Saat ditanya apakah surat itu dikirim setelah pernyataan Jokowi bahwa presiden boleh memihak dan kampanye, Rahmat Bagja menyatakan lupa tanggal pengirimannya. "Nanti aku cek suratnya, tapi minggu kemarin sudah jalan. Bahkan sebelum minggu kemarin," ujar dia.
Adapun pernyataan Jokowi itu dilontarkan pada Rabu, 24 Januari 2024 lalu. Saat itu Jokowi bersama dengan Menteri Pertahanan Prabowo Subianto menyerahkan pesawat tempur ke TNI Angkatan Udara.
"Presiden itu boleh kampanye. Boleh memihak. Kita ini kan pejabat publik, sekaligus pejabat politik. Masa ini enggak boleh," kata Jokowi.
Pernyataan ini pun menuai kritik dari berbagai pihak. Pakar hukum tata negara Bivitri Susanti menilai ucapan Jokowi tentang presiden dan menteri boleh memihak serta berkampanye dalam pemilu merupakan alasan sahih pemakzulan presiden. Menurut dia, ucapan Jokowi itu merupakan perbuatan tercela yang merupakan salah satu syarat pemakzulan. Bivitri merujuk kepada Pasal 7A UUD 1945 yang memuat syarat-syarat pemberhentian presiden.

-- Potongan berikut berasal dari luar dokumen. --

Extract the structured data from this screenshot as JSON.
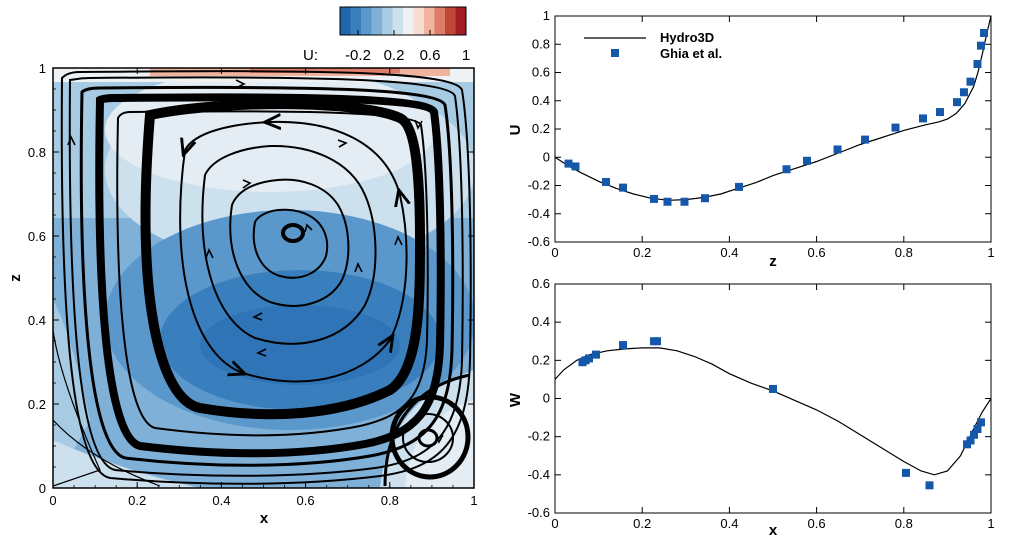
{
  "colors": {
    "contour_levels": [
      "#2166ac",
      "#3a7fbd",
      "#5a97cb",
      "#7fb0d8",
      "#a7cbe3",
      "#cde0ee",
      "#eef2f5",
      "#f8ddd3",
      "#f0b49e",
      "#dd7d68",
      "#c0463a",
      "#a31d24"
    ],
    "marker": "#1557a8",
    "line": "#000000"
  },
  "chart_data": [
    {
      "type": "heatmap",
      "description_type": "contour with streamlines",
      "xlabel": "x",
      "ylabel": "z",
      "xlim": [
        0,
        1
      ],
      "ylim": [
        0,
        1
      ],
      "xticks": [
        "0",
        "0.2",
        "0.4",
        "0.6",
        "0.8",
        "1"
      ],
      "yticks": [
        "0",
        "0.2",
        "0.4",
        "0.6",
        "0.8",
        "1"
      ],
      "colorbar": {
        "label": "U:",
        "ticks": [
          "-0.2",
          "0.2",
          "0.6",
          "1"
        ],
        "range": [
          -0.4,
          1.0
        ]
      },
      "primary_vortex_center": [
        0.56,
        0.6
      ],
      "secondary_vortex_center": [
        0.89,
        0.12
      ]
    },
    {
      "type": "line",
      "xlabel": "z",
      "ylabel": "U",
      "xlim": [
        0,
        1
      ],
      "ylim": [
        -0.6,
        1
      ],
      "xticks": [
        "0",
        "0.2",
        "0.4",
        "0.6",
        "0.8",
        "1"
      ],
      "yticks": [
        "-0.6",
        "-0.4",
        "-0.2",
        "0",
        "0.2",
        "0.4",
        "0.6",
        "0.8",
        "1"
      ],
      "legend_position": "top-left",
      "series": [
        {
          "name": "Hydro3D",
          "style": "line",
          "x": [
            0,
            0.03,
            0.06,
            0.1,
            0.14,
            0.18,
            0.22,
            0.26,
            0.3,
            0.34,
            0.38,
            0.42,
            0.46,
            0.5,
            0.55,
            0.6,
            0.65,
            0.7,
            0.75,
            0.8,
            0.85,
            0.88,
            0.9,
            0.92,
            0.94,
            0.96,
            0.97,
            0.98,
            0.99,
            1.0
          ],
          "y": [
            0,
            -0.06,
            -0.11,
            -0.17,
            -0.22,
            -0.26,
            -0.29,
            -0.305,
            -0.3,
            -0.285,
            -0.26,
            -0.22,
            -0.18,
            -0.13,
            -0.08,
            -0.03,
            0.03,
            0.09,
            0.14,
            0.19,
            0.23,
            0.25,
            0.27,
            0.31,
            0.38,
            0.5,
            0.6,
            0.73,
            0.87,
            1.0
          ]
        },
        {
          "name": "Ghia et al.",
          "style": "marker",
          "x": [
            0.031,
            0.047,
            0.117,
            0.156,
            0.227,
            0.258,
            0.297,
            0.344,
            0.422,
            0.531,
            0.578,
            0.648,
            0.711,
            0.781,
            0.844,
            0.883,
            0.922,
            0.938,
            0.953,
            0.969,
            0.977,
            0.984
          ],
          "y": [
            -0.045,
            -0.065,
            -0.175,
            -0.215,
            -0.295,
            -0.315,
            -0.315,
            -0.29,
            -0.21,
            -0.085,
            -0.025,
            0.055,
            0.125,
            0.21,
            0.275,
            0.32,
            0.39,
            0.46,
            0.535,
            0.66,
            0.79,
            0.88
          ]
        }
      ]
    },
    {
      "type": "line",
      "xlabel": "x",
      "ylabel": "W",
      "xlim": [
        0,
        1
      ],
      "ylim": [
        -0.6,
        0.6
      ],
      "xticks": [
        "0",
        "0.2",
        "0.4",
        "0.6",
        "0.8",
        "1"
      ],
      "yticks": [
        "-0.6",
        "-0.4",
        "-0.2",
        "0",
        "0.2",
        "0.4",
        "0.6"
      ],
      "series": [
        {
          "name": "Hydro3D",
          "style": "line",
          "x": [
            0,
            0.02,
            0.05,
            0.08,
            0.12,
            0.16,
            0.2,
            0.24,
            0.28,
            0.32,
            0.36,
            0.4,
            0.45,
            0.5,
            0.55,
            0.6,
            0.65,
            0.7,
            0.75,
            0.8,
            0.84,
            0.87,
            0.9,
            0.93,
            0.96,
            0.98,
            1.0
          ],
          "y": [
            0.1,
            0.15,
            0.2,
            0.23,
            0.25,
            0.26,
            0.265,
            0.265,
            0.25,
            0.22,
            0.18,
            0.13,
            0.08,
            0.04,
            -0.01,
            -0.06,
            -0.12,
            -0.19,
            -0.26,
            -0.33,
            -0.38,
            -0.4,
            -0.38,
            -0.3,
            -0.16,
            -0.07,
            0.0
          ]
        },
        {
          "name": "Ghia et al.",
          "style": "marker",
          "x": [
            0.063,
            0.07,
            0.078,
            0.094,
            0.156,
            0.227,
            0.234,
            0.5,
            0.805,
            0.859,
            0.945,
            0.953,
            0.961,
            0.969,
            0.977
          ],
          "y": [
            0.19,
            0.2,
            0.21,
            0.23,
            0.28,
            0.3,
            0.3,
            0.05,
            -0.39,
            -0.455,
            -0.24,
            -0.22,
            -0.19,
            -0.16,
            -0.125
          ]
        }
      ]
    }
  ]
}
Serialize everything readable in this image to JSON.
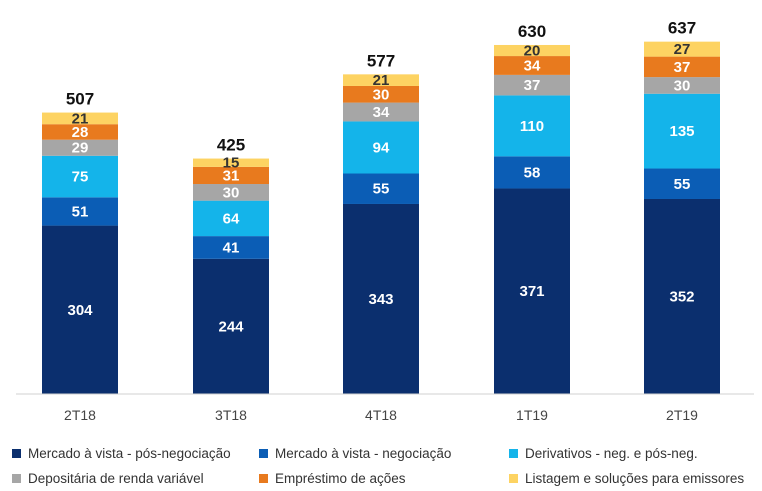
{
  "chart_data": {
    "type": "bar",
    "stacked": true,
    "title": "",
    "xlabel": "",
    "ylabel": "",
    "ylim": [
      0,
      680
    ],
    "grid": false,
    "legend_placement": "bottom",
    "categories": [
      "2T18",
      "3T18",
      "4T18",
      "1T19",
      "2T19"
    ],
    "totals": [
      507,
      425,
      577,
      630,
      637
    ],
    "series": [
      {
        "name": "Mercado à vista - pós-negociação",
        "color": "#0b2f6e",
        "label_color": "#ffffff",
        "values": [
          304,
          244,
          343,
          371,
          352
        ]
      },
      {
        "name": "Mercado à vista - negociação",
        "color": "#0b5db5",
        "label_color": "#ffffff",
        "values": [
          51,
          41,
          55,
          58,
          55
        ]
      },
      {
        "name": "Derivativos - neg. e pós-neg.",
        "color": "#14b4ea",
        "label_color": "#ffffff",
        "values": [
          75,
          64,
          94,
          110,
          135
        ]
      },
      {
        "name": "Depositária de renda variável",
        "color": "#a6a6a6",
        "label_color": "#ffffff",
        "values": [
          29,
          30,
          34,
          37,
          30
        ]
      },
      {
        "name": "Empréstimo de ações",
        "color": "#e87a1e",
        "label_color": "#ffffff",
        "values": [
          28,
          31,
          30,
          34,
          37
        ]
      },
      {
        "name": "Listagem e soluções para emissores",
        "color": "#fdd362",
        "label_color": "#333333",
        "values": [
          21,
          15,
          21,
          20,
          27
        ]
      }
    ]
  }
}
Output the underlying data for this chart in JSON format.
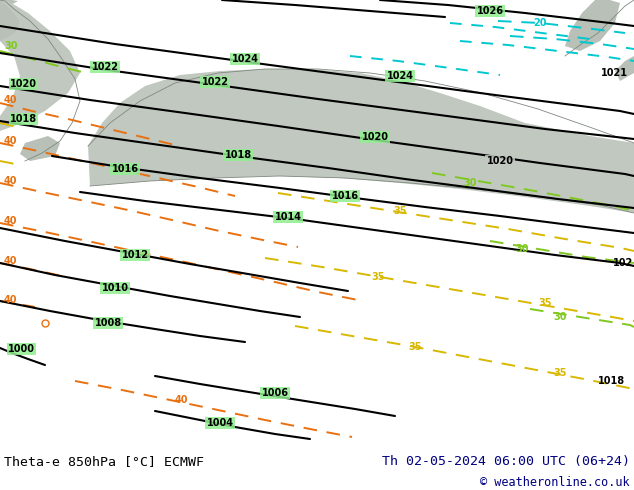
{
  "title_left": "Theta-e 850hPa [°C] ECMWF",
  "title_right": "Th 02-05-2024 06:00 UTC (06+24)",
  "title_right2": "© weatheronline.co.uk",
  "bg_green": "#90ee90",
  "gray_terrain": "#b8c0b8",
  "gray_terrain2": "#c0c8c0",
  "white": "#ffffff",
  "navy": "#000080",
  "black": "#000000"
}
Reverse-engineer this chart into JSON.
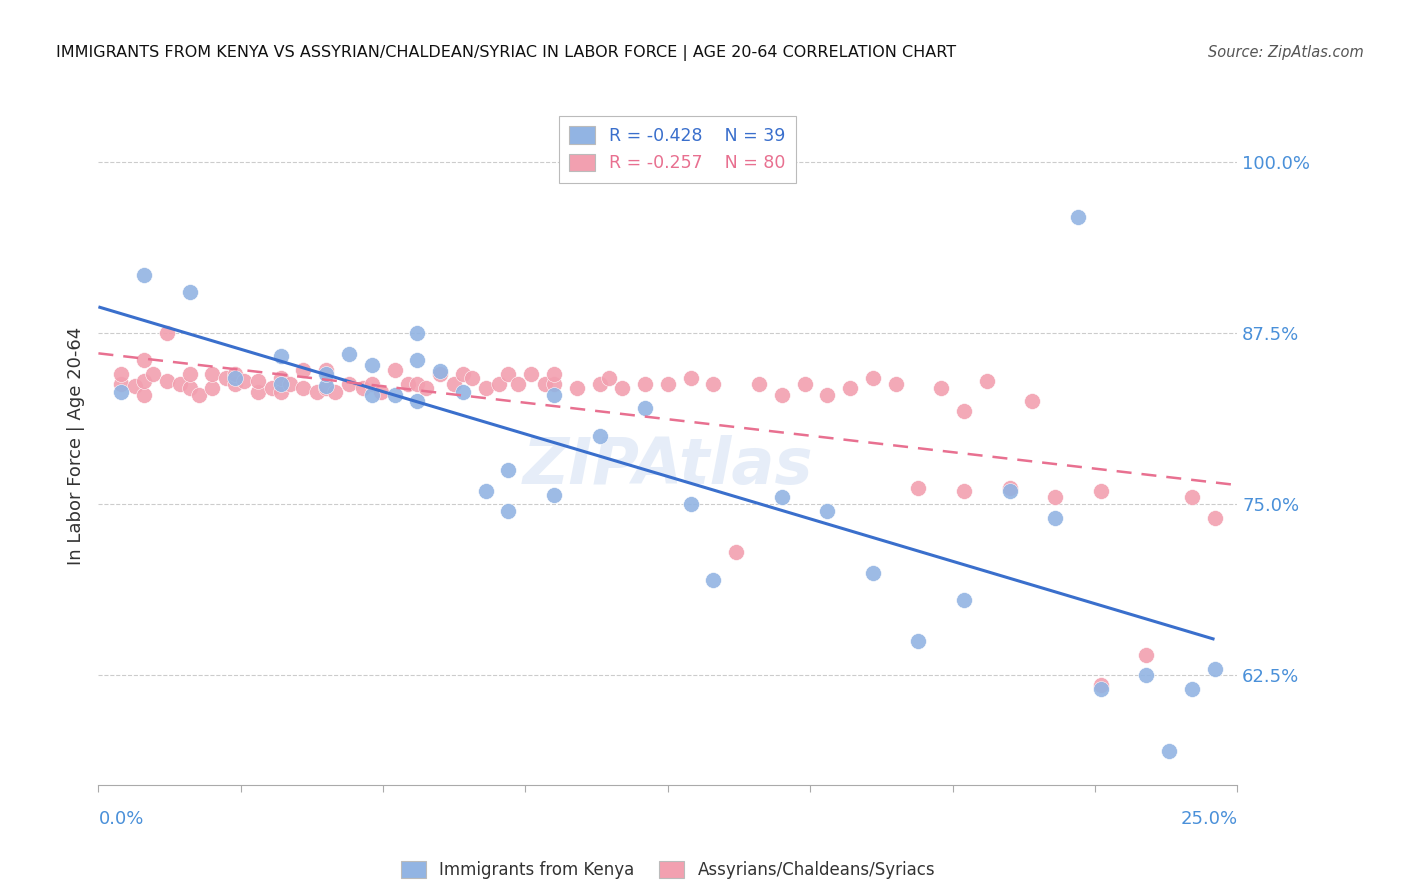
{
  "title": "IMMIGRANTS FROM KENYA VS ASSYRIAN/CHALDEAN/SYRIAC IN LABOR FORCE | AGE 20-64 CORRELATION CHART",
  "source": "Source: ZipAtlas.com",
  "ylabel": "In Labor Force | Age 20-64",
  "color_kenya": "#92b4e3",
  "color_assyrian": "#f2a0b0",
  "color_line_kenya": "#3a6fcc",
  "color_line_assyrian": "#e87090",
  "color_axis_labels": "#4a90d9",
  "legend_r1": "-0.428",
  "legend_n1": "39",
  "legend_r2": "-0.257",
  "legend_n2": "80",
  "xlim": [
    0.0,
    0.25
  ],
  "ylim": [
    0.545,
    1.04
  ],
  "ytick_values": [
    1.0,
    0.875,
    0.75,
    0.625
  ],
  "ytick_labels": [
    "100.0%",
    "87.5%",
    "75.0%",
    "62.5%"
  ],
  "kenya_x": [
    0.005,
    0.01,
    0.02,
    0.03,
    0.04,
    0.04,
    0.05,
    0.05,
    0.055,
    0.06,
    0.06,
    0.065,
    0.07,
    0.07,
    0.07,
    0.075,
    0.08,
    0.085,
    0.09,
    0.09,
    0.1,
    0.1,
    0.11,
    0.12,
    0.13,
    0.135,
    0.15,
    0.16,
    0.17,
    0.18,
    0.19,
    0.2,
    0.21,
    0.215,
    0.22,
    0.23,
    0.235,
    0.24,
    0.245
  ],
  "kenya_y": [
    0.832,
    0.917,
    0.905,
    0.842,
    0.838,
    0.858,
    0.836,
    0.845,
    0.86,
    0.83,
    0.852,
    0.83,
    0.825,
    0.855,
    0.875,
    0.847,
    0.832,
    0.76,
    0.745,
    0.775,
    0.757,
    0.83,
    0.8,
    0.82,
    0.75,
    0.695,
    0.755,
    0.745,
    0.7,
    0.65,
    0.68,
    0.76,
    0.74,
    0.96,
    0.615,
    0.625,
    0.57,
    0.615,
    0.63
  ],
  "assy_x": [
    0.005,
    0.005,
    0.008,
    0.01,
    0.01,
    0.01,
    0.012,
    0.015,
    0.015,
    0.018,
    0.02,
    0.02,
    0.022,
    0.025,
    0.025,
    0.028,
    0.03,
    0.03,
    0.032,
    0.035,
    0.035,
    0.038,
    0.04,
    0.04,
    0.042,
    0.045,
    0.045,
    0.048,
    0.05,
    0.05,
    0.052,
    0.055,
    0.058,
    0.06,
    0.062,
    0.065,
    0.068,
    0.07,
    0.072,
    0.075,
    0.078,
    0.08,
    0.082,
    0.085,
    0.088,
    0.09,
    0.092,
    0.095,
    0.098,
    0.1,
    0.1,
    0.105,
    0.11,
    0.112,
    0.115,
    0.12,
    0.125,
    0.13,
    0.135,
    0.14,
    0.145,
    0.15,
    0.155,
    0.16,
    0.165,
    0.17,
    0.175,
    0.18,
    0.185,
    0.19,
    0.19,
    0.195,
    0.2,
    0.205,
    0.21,
    0.22,
    0.22,
    0.23,
    0.24,
    0.245
  ],
  "assy_y": [
    0.838,
    0.845,
    0.836,
    0.83,
    0.855,
    0.84,
    0.845,
    0.84,
    0.875,
    0.838,
    0.835,
    0.845,
    0.83,
    0.835,
    0.845,
    0.842,
    0.838,
    0.845,
    0.84,
    0.832,
    0.84,
    0.835,
    0.832,
    0.842,
    0.838,
    0.835,
    0.848,
    0.832,
    0.835,
    0.848,
    0.832,
    0.838,
    0.835,
    0.838,
    0.832,
    0.848,
    0.838,
    0.838,
    0.835,
    0.845,
    0.838,
    0.845,
    0.842,
    0.835,
    0.838,
    0.845,
    0.838,
    0.845,
    0.838,
    0.838,
    0.845,
    0.835,
    0.838,
    0.842,
    0.835,
    0.838,
    0.838,
    0.842,
    0.838,
    0.715,
    0.838,
    0.83,
    0.838,
    0.83,
    0.835,
    0.842,
    0.838,
    0.762,
    0.835,
    0.818,
    0.76,
    0.84,
    0.762,
    0.825,
    0.755,
    0.76,
    0.618,
    0.64,
    0.755,
    0.74
  ]
}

“Menurut saya, ini adalah alasan yang sahih untuk sebuah proses pemakzulan, karena ini merupakan perbuatan tercela,” kata Pengajar Sekolah Tinggi Hukum Indonesia Jentera itu saat dihubungi melalui pesan WhatsApp, Rabu, 24 Januari 2024.
Pasal tersebut menyatakan presiden dan wakil presiden dapat diberhentikan jika terbukti telah melanggar hukum: pengkhianatan terhadap negara, korupsi, penyuapan, tindak pidana berat lainnya, atau perbuatan tercela. Presiden dan wakil presiden juga dapat diberhentikan bila terbukti tak lagi memenuhi syarat.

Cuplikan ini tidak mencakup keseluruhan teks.